Two reflections on this often ignored day....
Once so many generations, millennia, ago the
Angel of Death crossed the liminal divide and
how many died of the first born of a whole nation.
Death visited; an appointment, that might
have been avoided, was kept. How many died?
Later, much later, no angel this time, but armed
soldiers bearing state sponsored writ, descended
across literal space, from Jerusalem to Bethlehem.

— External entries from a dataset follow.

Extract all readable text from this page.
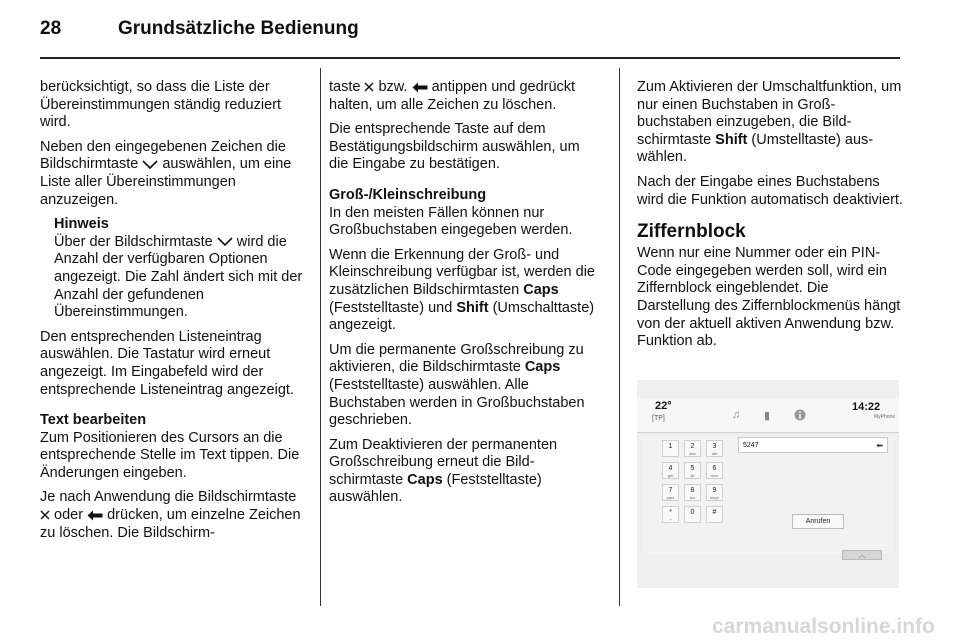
28	Grundsätzliche Bedienung

berücksichtigt, so dass die Liste der Übereinstimmungen ständig reduziert wird.

Neben den eingegebenen Zeichen die Bildschirmtaste  auswählen, um eine Liste aller Übereinstimmungen anzuzeigen.

Hinweis

Über der Bildschirmtaste  wird die Anzahl der verfügbaren Optionen angezeigt. Die Zahl ändert sich mit der Anzahl der gefundenen Übereinstimmungen.

Den entsprechenden Listeneintrag auswählen. Die Tastatur wird erneut angezeigt. Im Eingabefeld wird der entsprechende Listeneintrag angezeigt.

Text bearbeiten

Zum Positionieren des Cursors an die entsprechende Stelle im Text tippen. Die Änderungen eingeben.

Je nach Anwendung die Bildschirmtaste  oder  drücken, um einzelne Zeichen zu löschen. Die Bildschirm-

taste  bzw.  antippen und gedrückt halten, um alle Zeichen zu löschen.

Die entsprechende Taste auf dem Bestätigungsbildschirm auswählen, um die Eingabe zu bestätigen.

Groß-/Kleinschreibung

In den meisten Fällen können nur Großbuchstaben eingegeben werden.

Wenn die Erkennung der Groß- und Kleinschreibung verfügbar ist, werden die zusätzlichen Bildschirmtasten Caps (Feststelltaste) und Shift (Umschalttaste) angezeigt.

Um die permanente Großschreibung zu aktivieren, die Bildschirmtaste Caps (Feststelltaste) auswählen. Alle Buchstaben werden in Großbuchstaben geschrieben.

Zum Deaktivieren der permanenten Großschreibung erneut die Bildschirmtaste Caps (Feststelltaste) auswählen.

Zum Aktivieren der Umschaltfunktion, um nur einen Buchstaben in Großbuchstaben einzugeben, die Bildschirmtaste Shift (Umstelltaste) auswählen.

Nach der Eingabe eines Buchstabens wird die Funktion automatisch deaktiviert.

Ziffernblock

Wenn nur eine Nummer oder ein PIN-Code eingegeben werden soll, wird ein Ziffernblock eingeblendet. Die Darstellung des Ziffernblockmenüs hängt von der aktuell aktiven Anwendung bzw. Funktion ab.

22°
[TP]	♫	▮
14:22
MyPhone
5247	⬅
1	2
abc
3
def
4
ghi
5
jkl
6
mno
7
pqrs
8
tuv
9
wxyz
*
+
0	#
Anrufen
︿
carmanualsonline.info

Death visited; fear driven massacre, killing how many?
One escaped, forewarned, until
now, lowered carefully, can we say despondently,
certainly sadly, family and a few friends; he lays
across his mother’s lap as she once suckled
him, he lies beyond life. Somewhere. In a
borrowed tomb. Hastily wrapped and spiced—
conventions must be observed—the memory of
that earlier angel is still alive, and the rescue
he brought still worth remembering. Kairos:
all death joined in one death. Liminal space
created afresh and Passover now threshold,
no longer only memory,
thanks, this one time, to this one death.
+ + +++ + +
“As the waters of a lake dwindle, or as a river shrinks and runs dry,
so mortal man lies down, never to rise until the very sky splits open.

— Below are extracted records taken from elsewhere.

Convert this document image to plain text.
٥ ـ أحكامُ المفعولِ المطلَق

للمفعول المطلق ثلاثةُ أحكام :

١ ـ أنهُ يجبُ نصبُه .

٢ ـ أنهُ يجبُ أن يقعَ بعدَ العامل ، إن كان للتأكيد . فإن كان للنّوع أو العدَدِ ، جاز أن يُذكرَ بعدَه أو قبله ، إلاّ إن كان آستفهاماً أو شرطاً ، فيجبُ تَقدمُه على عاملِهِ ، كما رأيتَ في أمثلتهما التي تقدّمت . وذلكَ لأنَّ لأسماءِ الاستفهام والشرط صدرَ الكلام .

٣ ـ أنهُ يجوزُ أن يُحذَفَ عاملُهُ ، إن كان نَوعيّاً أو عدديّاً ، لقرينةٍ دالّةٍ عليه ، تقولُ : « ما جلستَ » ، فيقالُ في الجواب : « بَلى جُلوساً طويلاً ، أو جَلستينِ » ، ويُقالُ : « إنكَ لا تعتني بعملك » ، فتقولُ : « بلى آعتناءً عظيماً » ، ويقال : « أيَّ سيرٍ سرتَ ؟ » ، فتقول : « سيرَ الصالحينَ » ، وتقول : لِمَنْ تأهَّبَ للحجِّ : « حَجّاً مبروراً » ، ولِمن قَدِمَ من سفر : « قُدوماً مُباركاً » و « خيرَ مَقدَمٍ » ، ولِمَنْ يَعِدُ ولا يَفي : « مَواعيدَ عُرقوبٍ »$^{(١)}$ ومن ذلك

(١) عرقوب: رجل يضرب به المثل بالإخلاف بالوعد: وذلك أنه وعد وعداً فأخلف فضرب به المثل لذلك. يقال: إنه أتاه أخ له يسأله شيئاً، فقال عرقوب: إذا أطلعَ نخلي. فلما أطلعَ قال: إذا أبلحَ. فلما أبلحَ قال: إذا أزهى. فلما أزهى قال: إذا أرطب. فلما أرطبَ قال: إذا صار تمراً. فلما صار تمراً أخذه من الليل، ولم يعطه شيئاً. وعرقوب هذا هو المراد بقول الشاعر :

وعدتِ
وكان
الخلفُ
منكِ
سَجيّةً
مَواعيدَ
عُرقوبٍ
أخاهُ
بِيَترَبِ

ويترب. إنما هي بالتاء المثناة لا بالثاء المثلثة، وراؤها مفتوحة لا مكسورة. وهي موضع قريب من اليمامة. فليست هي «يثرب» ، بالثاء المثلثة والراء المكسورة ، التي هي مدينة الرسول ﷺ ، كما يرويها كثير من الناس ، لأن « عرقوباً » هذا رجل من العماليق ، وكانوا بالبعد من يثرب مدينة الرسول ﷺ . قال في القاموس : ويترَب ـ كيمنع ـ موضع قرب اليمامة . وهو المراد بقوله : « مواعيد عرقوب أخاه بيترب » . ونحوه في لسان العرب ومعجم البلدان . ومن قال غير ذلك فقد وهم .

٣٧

If a man dies, can he live again” (Job 14:11-2).
“You have a guard,” said [Pilate]; “go and make the grave
as secure as you can” (Matthew 27:65, emphasis mine).

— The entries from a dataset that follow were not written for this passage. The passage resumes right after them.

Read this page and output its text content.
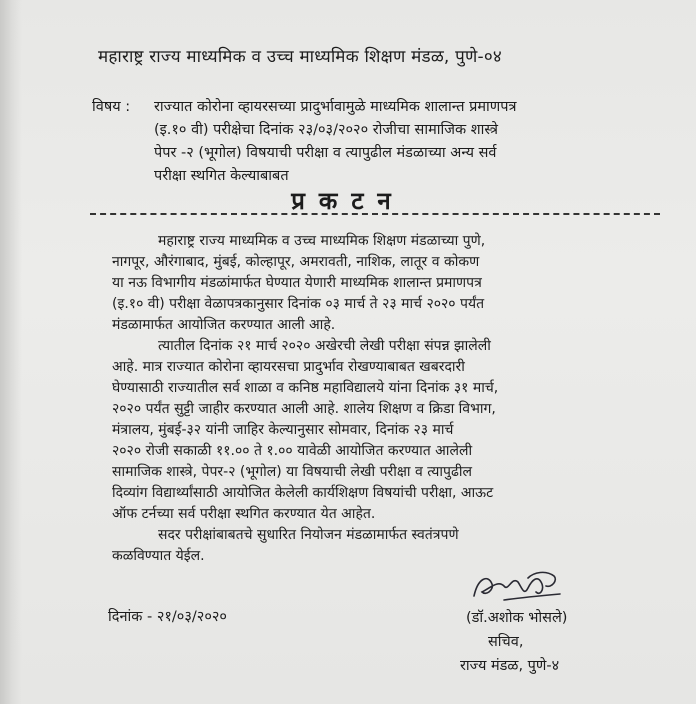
महाराष्ट्र राज्य माध्यमिक व उच्च माध्यमिक शिक्षण मंडळ, पुणे-०४
विषय : राज्यात कोरोना व्हायरसच्या प्रादुर्भावामुळे माध्यमिक शालान्त प्रमाणपत्र
(इ.१० वी) परीक्षेचा दिनांक २३/०३/२०२० रोजीचा सामाजिक शास्त्रे
पेपर -२ (भूगोल) विषयाची परीक्षा व त्यापुढील मंडळाच्या अन्य सर्व
परीक्षा स्थगित केल्याबाबत
प्रकटन

महाराष्ट्र राज्य माध्यमिक व उच्च माध्यमिक शिक्षण मंडळाच्या पुणे,
नागपूर, औरंगाबाद, मुंबई, कोल्हापूर, अमरावती, नाशिक, लातूर व कोकण
या नऊ विभागीय मंडळांमार्फत घेण्यात येणारी माध्यमिक शालान्त प्रमाणपत्र
(इ.१० वी) परीक्षा वेळापत्रकानुसार दिनांक ०३ मार्च ते २३ मार्च २०२० पर्यंत
मंडळामार्फत आयोजित करण्यात आली आहे.

त्यातील दिनांक २१ मार्च २०२० अखेरची लेखी परीक्षा संपन्न झालेली
आहे. मात्र राज्यात कोरोना व्हायरसचा प्रादुर्भाव रोखण्याबाबत खबरदारी
घेण्यासाठी राज्यातील सर्व शाळा व कनिष्ठ महाविद्यालये यांना दिनांक ३१ मार्च,
२०२० पर्यंत सुट्टी जाहीर करण्यात आली आहे. शालेय शिक्षण व क्रिडा विभाग,
मंत्रालय, मुंबई-३२ यांनी जाहिर केल्यानुसार सोमवार, दिनांक २३ मार्च
२०२० रोजी सकाळी ११.०० ते १.०० यावेळी आयोजित करण्यात आलेली
सामाजिक शास्त्रे, पेपर-२ (भूगोल) या विषयाची लेखी परीक्षा व त्यापुढील
दिव्यांग विद्यार्थ्यांसाठी आयोजित केलेली कार्यशिक्षण विषयांची परीक्षा, आऊट
ऑफ टर्नच्या सर्व परीक्षा स्थगित करण्यात येत आहेत.

सदर परीक्षांबाबतचे सुधारित नियोजन मंडळामार्फत स्वतंत्रपणे
कळविण्यात येईल.

दिनांक - २१/०३/२०२०	(डॉ.अशोक भोसले)
सचिव,
राज्य मंडळ, पुणे-४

One can only speculate at the soul-deep abyss
the disciples stood on the edge of, watching their
Lord and friend die—humiliating death that it was;
the reality was, “He is dead and buried.”
A dark night—a dark night of the soul.
Abandoned. Alone. Struggling with
their own perfidy, with the
Betrayal, wondering as humans do, if Judas
were the only traitor—fearful, then,
of every knock at the door behind which
they hid; "cowered" is the more appropriate word.
Apparently they didn’t even hang around to help
Joseph entomb the Body. This secret disciple
of Jesus, now more brave than the Eleven, who
goes to Pilate—he outs himself, we would say—
Let me have the Body.
Paralyzed with fear. They hide in the room
behind locked door. Probably with a password.
What did they talk of? Did they talk at all?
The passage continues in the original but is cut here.